The comparison of the traumatic impact (as model of PTOA) to IL-1β is for comparative purposes, where IL-1β is a frequently employed model of osteoarthritic degeneration and sometimes as a model of OA [21, 42]. The engineered cartilage constructs used here responded as expected and as previously reported by us and others [43, 44]. That is, in comparison with unimpacted control samples, we observed an appropriate reduction in anabolic matrix products COL2 and ACAN and an increase in catabolic markers MM13 and ADAM-TS4 concomitant with increased inflammatory markers iNOS and CO2. These changes in gene expression as well as the reduction in construct GAG content compare with outcomes reported using explant cultures [27, 55].

The response to IL-1β differs in several ways. First, IL-1β is initially low, but progressively higher degradative state as reflected in the catabolic gene expression and histo/immunohistochemical data. Second, the induction of catabolic markers is much higher. The dose of IL-1β is high (10 ng/ml) and continuous, which may account for these differences with the traumatic load, which is a one-time, instantaneous insult. The fact that IL-1β induces MMP13 as expected suggests that this component of the physiological response to stress by the chondrocyte construct is present. Although MMP13 is considered a key investigative marker of OA, clinically its use for OA diagnosis and disease burden is not conclusive, as it overlaps with other conditions and protein profiles of control populations. In addition, the most common markers, such as collagen type-2 c-terminal neo-epitope CTXII generated by the activity of MMP13 on COL2, are only clearly diagnostic near the end-stage of the disease [45, 46]. Perhaps more prolonged, altered intracellular signaling or intra-tissue paracrine signaling is required to increase MMP13 gene expression in our system. Future evaluation of these hypotheses using the recently reported microJoint system will help elucidate these points [47,48,49,50].

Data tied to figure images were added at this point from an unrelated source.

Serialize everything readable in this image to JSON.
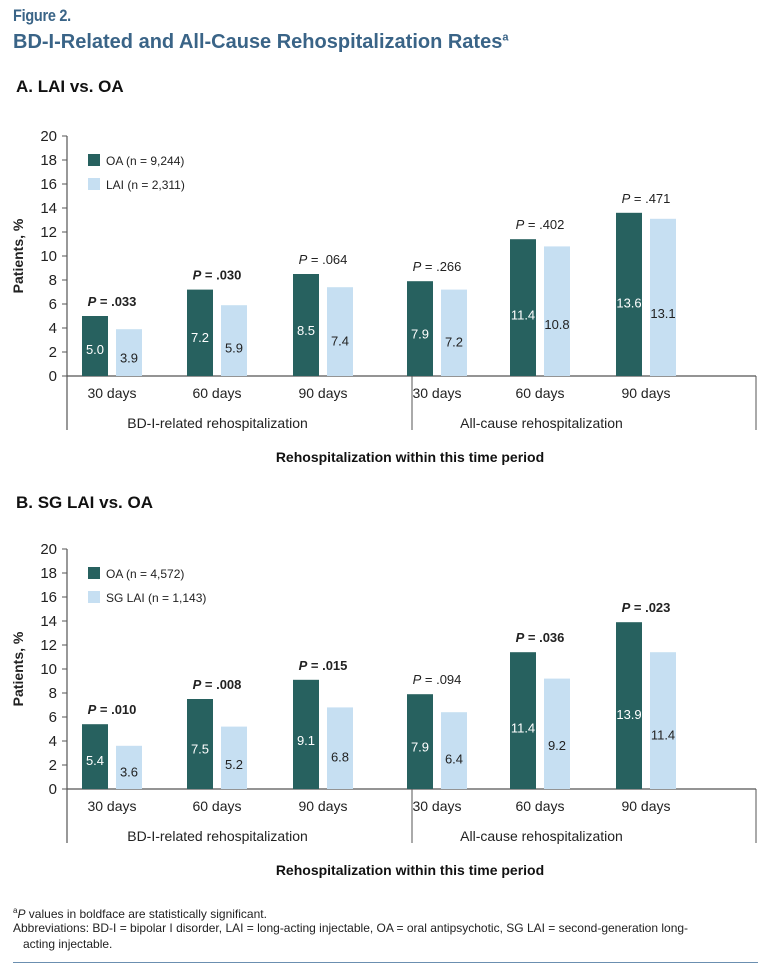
{
  "figure": {
    "label": "Figure 2.",
    "title": "BD-I-Related and All-Cause Rehospitalization Rates",
    "title_superscript": "a"
  },
  "colors": {
    "oa": "#27615f",
    "lai": "#c6dff2",
    "title": "#3a6487"
  },
  "chart_data": [
    {
      "type": "bar",
      "title": "A. LAI vs. OA",
      "ylabel": "Patients, %",
      "xlabel": "Rehospitalization within this time period",
      "ylim": [
        0,
        20
      ],
      "yticks": [
        0,
        2,
        4,
        6,
        8,
        10,
        12,
        14,
        16,
        18,
        20
      ],
      "grid": false,
      "legend_position": "top-left",
      "categories": [
        "30 days",
        "60 days",
        "90 days",
        "30 days",
        "60 days",
        "90 days"
      ],
      "category_groups": [
        {
          "label": "BD-I-related rehospitalization",
          "span": [
            0,
            2
          ]
        },
        {
          "label": "All-cause rehospitalization",
          "span": [
            3,
            5
          ]
        }
      ],
      "series": [
        {
          "name": "OA (n = 9,244)",
          "color_key": "oa",
          "values": [
            5.0,
            7.2,
            8.5,
            7.9,
            11.4,
            13.6
          ],
          "labels": [
            "5.0",
            "7.2",
            "8.5",
            "7.9",
            "11.4",
            "13.6"
          ]
        },
        {
          "name": "LAI (n = 2,311)",
          "color_key": "lai",
          "values": [
            3.9,
            5.9,
            7.4,
            7.2,
            10.8,
            13.1
          ],
          "labels": [
            "3.9",
            "5.9",
            "7.4",
            "7.2",
            "10.8",
            "13.1"
          ]
        }
      ],
      "p_values": [
        {
          "value": ".033",
          "bold": true
        },
        {
          "value": ".030",
          "bold": true
        },
        {
          "value": ".064",
          "bold": false
        },
        {
          "value": ".266",
          "bold": false
        },
        {
          "value": ".402",
          "bold": false
        },
        {
          "value": ".471",
          "bold": false
        }
      ]
    },
    {
      "type": "bar",
      "title": "B. SG LAI vs. OA",
      "ylabel": "Patients, %",
      "xlabel": "Rehospitalization within this time period",
      "ylim": [
        0,
        20
      ],
      "yticks": [
        0,
        2,
        4,
        6,
        8,
        10,
        12,
        14,
        16,
        18,
        20
      ],
      "grid": false,
      "legend_position": "top-left",
      "categories": [
        "30 days",
        "60 days",
        "90 days",
        "30 days",
        "60 days",
        "90 days"
      ],
      "category_groups": [
        {
          "label": "BD-I-related rehospitalization",
          "span": [
            0,
            2
          ]
        },
        {
          "label": "All-cause rehospitalization",
          "span": [
            3,
            5
          ]
        }
      ],
      "series": [
        {
          "name": "OA (n = 4,572)",
          "color_key": "oa",
          "values": [
            5.4,
            7.5,
            9.1,
            7.9,
            11.4,
            13.9
          ],
          "labels": [
            "5.4",
            "7.5",
            "9.1",
            "7.9",
            "11.4",
            "13.9"
          ]
        },
        {
          "name": "SG LAI (n = 1,143)",
          "color_key": "lai",
          "values": [
            3.6,
            5.2,
            6.8,
            6.4,
            9.2,
            11.4
          ],
          "labels": [
            "3.6",
            "5.2",
            "6.8",
            "6.4",
            "9.2",
            "11.4"
          ]
        }
      ],
      "p_values": [
        {
          "value": ".010",
          "bold": true
        },
        {
          "value": ".008",
          "bold": true
        },
        {
          "value": ".015",
          "bold": true
        },
        {
          "value": ".094",
          "bold": false
        },
        {
          "value": ".036",
          "bold": true
        },
        {
          "value": ".023",
          "bold": true
        }
      ]
    }
  ],
  "p_prefix": "P",
  "p_equals": " = ",
  "footnotes": {
    "superscript": "a",
    "significance_p": "P",
    "significance_text": " values in boldface are statistically significant.",
    "abbreviations_line1": "Abbreviations: BD-I = bipolar I disorder, LAI = long-acting injectable, OA = oral antipsychotic, SG LAI = second-generation long-",
    "abbreviations_line2": "acting injectable."
  }
}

The instantaneous nature of the impact also reveals a level of cell recovery not seen with continual IL-1β stimulation. The potential for a recovery phase was most clearly seen in the histological and immunohistochemical preparations, where pericellular GAG deposition seems to increase again on days 3 and 7, a phenomenon supported by the normalization of ACAN expression by day 7 after impact. Decreases in COL2 expression and increases in iNOS and PTGS2 also stopped by day 3 after traumatic load. The only biomarker that continued to show an increased “degenerative” arc was ADAM-TS4. This is in stark contrast to the progressive, highly patterns of common osteoarthritic biomarkers with continual IL-1β treatment. If these data hold true, the impact model may permit a more physiological evaluation of therapeutic interventions.

Conclusions

In summary, we have shown that a traumatic load delivered to hydrogel-based engineered cartilage using adult human MSCs report many features of early degenerative changes in cartilage after trauma in vitro and in vivo. Such a model may prove important in the development of high-throughput testing systems for testing and optimizing DMOADs specifically for the treatment or prevention of PTOA, because it induces the early disease state in a mechanistically relevant manner.